Barr appeared on conservative host Hugh Hewitt’s radio show on Tuesday. The Justice Department head said that while strict government action may have been justified to slow the coronavirus, the overbearing regulations are risking doing more harm than good.
“These are unprecedented burdens on civil liberties right now. You know, the idea that you have to stay in your house is disturbingly close to house arrest,” Barr said. “I’m not saying it wasn’t justified. I’m not saying in some places it might still be justified. But it’s very onerous, as is shutting down your livelihood.”
Barr went on to compare the coronavirus-induced shutdowns to chemotherapy treatments for a cancer patient.
“Your first thing is to drive [the cancer] back to a more manageable state, and that’s what we’re doing and have done,” the attorney general said. “The question is, you can’t just keep on feeding the patient chemotherapy and say ‘well, we’re killing the cancer,’ because we’re getting to the point where we’re killing the patient.”
Nearly 22 million people have applied for unemployment benefits in the past month, a rough estimate of the number of people that have either lost their jobs or been furloughed since states began implementing strict stay-at-home orders to slow the spread of the coronavirus.
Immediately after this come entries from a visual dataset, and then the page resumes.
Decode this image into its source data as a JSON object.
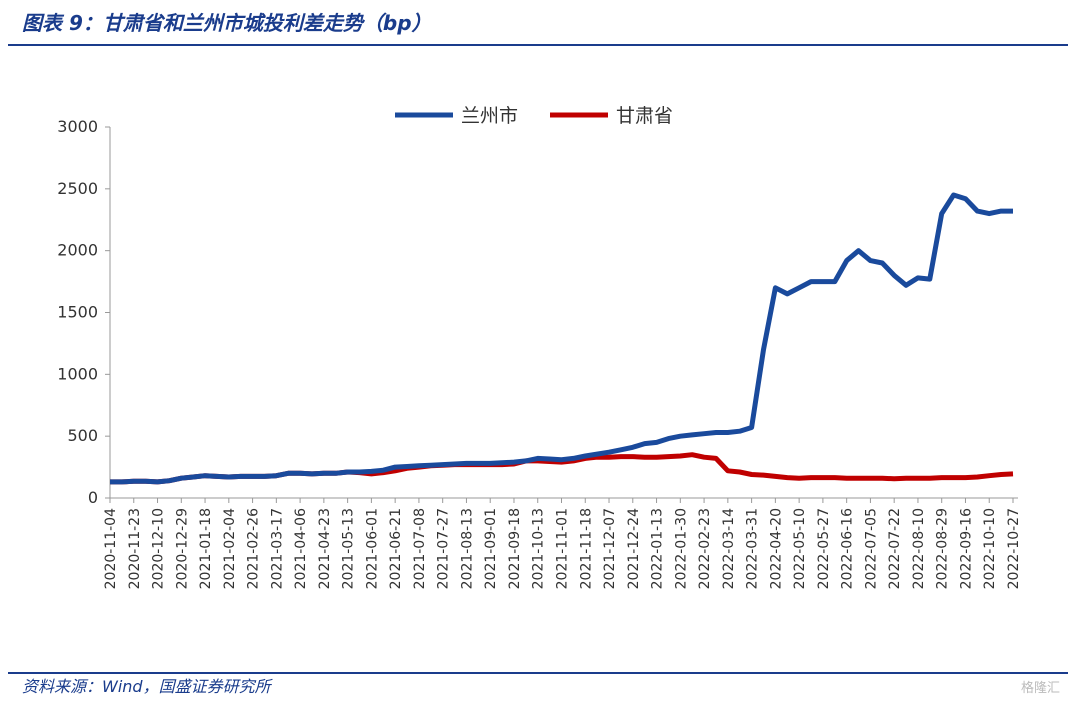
{
  "title": "图表 9：甘肃省和兰州市城投利差走势（bp）",
  "source": "资料来源：Wind，国盛证券研究所",
  "watermark": "格隆汇",
  "chart_data": {
    "type": "line",
    "categories": [
      "2020-11-04",
      null,
      "2020-11-23",
      null,
      "2020-12-10",
      null,
      "2020-12-29",
      null,
      "2021-01-18",
      null,
      "2021-02-04",
      null,
      "2021-02-26",
      null,
      "2021-03-17",
      null,
      "2021-04-06",
      null,
      "2021-04-23",
      null,
      "2021-05-13",
      null,
      "2021-06-01",
      null,
      "2021-06-21",
      null,
      "2021-07-08",
      null,
      "2021-07-27",
      null,
      "2021-08-13",
      null,
      "2021-09-01",
      null,
      "2021-09-18",
      null,
      "2021-10-13",
      null,
      "2021-11-01",
      null,
      "2021-11-18",
      null,
      "2021-12-07",
      null,
      "2021-12-24",
      null,
      "2022-01-13",
      null,
      "2022-01-30",
      null,
      "2022-02-23",
      null,
      "2022-03-14",
      null,
      "2022-03-31",
      null,
      "2022-04-20",
      null,
      "2022-05-10",
      null,
      "2022-05-27",
      null,
      "2022-06-16",
      null,
      "2022-07-05",
      null,
      "2022-07-22",
      null,
      "2022-08-10",
      null,
      "2022-08-29",
      null,
      "2022-09-16",
      null,
      "2022-10-10",
      null,
      "2022-10-27"
    ],
    "series": [
      {
        "name": "兰州市",
        "color": "#1a4a9c",
        "values": [
          130,
          130,
          135,
          135,
          130,
          140,
          160,
          170,
          180,
          175,
          170,
          175,
          175,
          175,
          180,
          200,
          200,
          195,
          200,
          200,
          210,
          210,
          215,
          225,
          250,
          255,
          260,
          265,
          270,
          275,
          280,
          280,
          280,
          285,
          290,
          300,
          320,
          315,
          310,
          320,
          340,
          355,
          370,
          390,
          410,
          440,
          450,
          480,
          500,
          510,
          520,
          530,
          530,
          540,
          570,
          1200,
          1700,
          1650,
          1700,
          1750,
          1750,
          1750,
          1920,
          2000,
          1920,
          1900,
          1800,
          1720,
          1780,
          1770,
          2300,
          2450,
          2420,
          2320,
          2300,
          2320,
          2320
        ]
      },
      {
        "name": "甘肃省",
        "color": "#c00000",
        "values": [
          130,
          130,
          135,
          135,
          130,
          140,
          160,
          170,
          180,
          175,
          170,
          175,
          175,
          175,
          180,
          200,
          200,
          195,
          200,
          200,
          210,
          205,
          195,
          205,
          220,
          240,
          250,
          260,
          265,
          270,
          270,
          270,
          270,
          270,
          275,
          300,
          300,
          295,
          290,
          300,
          320,
          330,
          330,
          335,
          335,
          330,
          330,
          335,
          340,
          350,
          330,
          320,
          220,
          210,
          190,
          185,
          175,
          165,
          160,
          165,
          165,
          165,
          160,
          160,
          160,
          160,
          155,
          160,
          160,
          160,
          165,
          165,
          165,
          170,
          180,
          190,
          195
        ]
      }
    ],
    "ylim": [
      0,
      3000
    ],
    "yticks": [
      0,
      500,
      1000,
      1500,
      2000,
      2500,
      3000
    ],
    "legend": "top"
  }
}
The Department of Labor reported the latest claims numbers on Thursday, and the number of jobs lost has likely continued to climb steeply since.
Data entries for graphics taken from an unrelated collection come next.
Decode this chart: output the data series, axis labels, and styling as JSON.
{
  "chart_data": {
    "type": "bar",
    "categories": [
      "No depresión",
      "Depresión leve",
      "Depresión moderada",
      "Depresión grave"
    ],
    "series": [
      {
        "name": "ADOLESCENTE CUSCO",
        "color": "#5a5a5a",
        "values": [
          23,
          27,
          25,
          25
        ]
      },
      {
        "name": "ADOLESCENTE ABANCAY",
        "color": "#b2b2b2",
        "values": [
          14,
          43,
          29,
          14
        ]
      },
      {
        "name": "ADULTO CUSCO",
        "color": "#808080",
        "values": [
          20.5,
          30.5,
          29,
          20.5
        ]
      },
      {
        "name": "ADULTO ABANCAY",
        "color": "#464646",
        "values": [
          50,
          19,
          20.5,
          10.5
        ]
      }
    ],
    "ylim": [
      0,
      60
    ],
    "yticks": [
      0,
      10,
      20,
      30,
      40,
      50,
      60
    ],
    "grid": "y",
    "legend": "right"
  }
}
As The Daily Wire reported at the time:
“The coronavirus effects to the economy are multiplying, and some economists say the unemployment rate might rise to 20% in April, which would be the highest since the Great Depression of the 1930s. Unemployment never rose above 10% during the Great Recession.”
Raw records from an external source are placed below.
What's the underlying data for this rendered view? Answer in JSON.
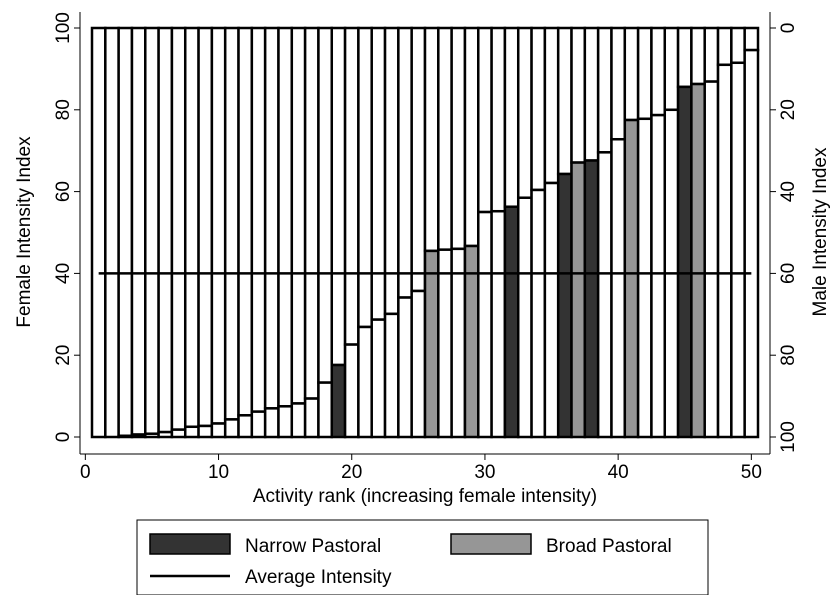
{
  "chart_data": {
    "type": "bar",
    "title": "",
    "xlabel": "Activity rank (increasing female intensity)",
    "ylabel_left": "Female Intensity Index",
    "ylabel_right": "Male Intensity Index",
    "xlim": [
      0.5,
      50.5
    ],
    "ylim": [
      0,
      100
    ],
    "x_ticks": [
      0,
      10,
      20,
      30,
      40,
      50
    ],
    "y_ticks_left": [
      0,
      20,
      40,
      60,
      80,
      100
    ],
    "y_ticks_right": [
      0,
      20,
      40,
      60,
      80,
      100
    ],
    "ranks": [
      1,
      2,
      3,
      4,
      5,
      6,
      7,
      8,
      9,
      10,
      11,
      12,
      13,
      14,
      15,
      16,
      17,
      18,
      19,
      20,
      21,
      22,
      23,
      24,
      25,
      26,
      27,
      28,
      29,
      30,
      31,
      32,
      33,
      34,
      35,
      36,
      37,
      38,
      39,
      40,
      41,
      42,
      43,
      44,
      45,
      46,
      47,
      48,
      49,
      50
    ],
    "female_intensity": [
      0,
      0,
      0.3,
      0.6,
      0.8,
      1.2,
      1.8,
      2.5,
      2.7,
      3.3,
      4.3,
      5.3,
      6.2,
      7.0,
      7.5,
      8.2,
      9.4,
      13.3,
      17.6,
      22.6,
      26.9,
      28.7,
      30.1,
      34.1,
      35.7,
      45.5,
      45.8,
      46.0,
      46.7,
      55.0,
      55.2,
      56.3,
      58.5,
      60.4,
      62.1,
      64.3,
      67.1,
      67.6,
      69.6,
      72.8,
      77.5,
      77.8,
      78.7,
      80.0,
      85.6,
      86.3,
      86.9,
      91.0,
      91.5,
      94.6
    ],
    "pastoral_class": [
      "none",
      "none",
      "none",
      "none",
      "none",
      "none",
      "none",
      "none",
      "none",
      "none",
      "none",
      "none",
      "none",
      "none",
      "none",
      "none",
      "none",
      "none",
      "narrow",
      "none",
      "none",
      "none",
      "none",
      "none",
      "none",
      "broad",
      "none",
      "none",
      "broad",
      "none",
      "none",
      "narrow",
      "none",
      "none",
      "none",
      "narrow",
      "broad",
      "narrow",
      "none",
      "none",
      "broad",
      "none",
      "none",
      "none",
      "narrow",
      "broad",
      "none",
      "none",
      "none",
      "none"
    ],
    "average_intensity": 40,
    "average_range": [
      1,
      50
    ],
    "legend": {
      "placement": "bottom",
      "items": [
        {
          "label": "Narrow Pastoral",
          "kind": "bar",
          "color": "#333333"
        },
        {
          "label": "Broad Pastoral",
          "kind": "bar",
          "color": "#969696"
        },
        {
          "label": "Average Intensity",
          "kind": "line",
          "color": "#000000"
        }
      ]
    },
    "colors": {
      "narrow": "#333333",
      "broad": "#969696",
      "none": "#ffffff",
      "outline": "#000000"
    }
  }
}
Protests have broken out across several states such as Michigan, North Carolina, and Ohio of residents demanding that state governors loosen stringent regulations that are forcing many businesses to stay closed.
The pain of many businesses has been compounded since the Paycheck Protection Program, a federal relief fund meant to float businesses through the pandemic, went dry last week. Democrats in Washington have delayed a fresh cash infusion to the program to secure more funding for state and local governments. A bill is expected to pass the Senate on Tuesday.
Nearly 805,000 people have tested positive for the coronavirus in the United States, and roughly 44,000 deaths have been attributed to the virus by Tuesday afternoon. New York, the state hardest hit by the pandemic, accounts for nearly half of total U.S. deaths with about 20,000.
A handful of states are preparing to relax emergency restriction in the coming days and will allow many people to begin working, albeit with some social distancing rules for the foreseeable future. Gov. Brian Kemp of Georgia is expected to be one of the first to begin opening his state, announcing on Monday that he would lift his stay-at-home order by the end of the week.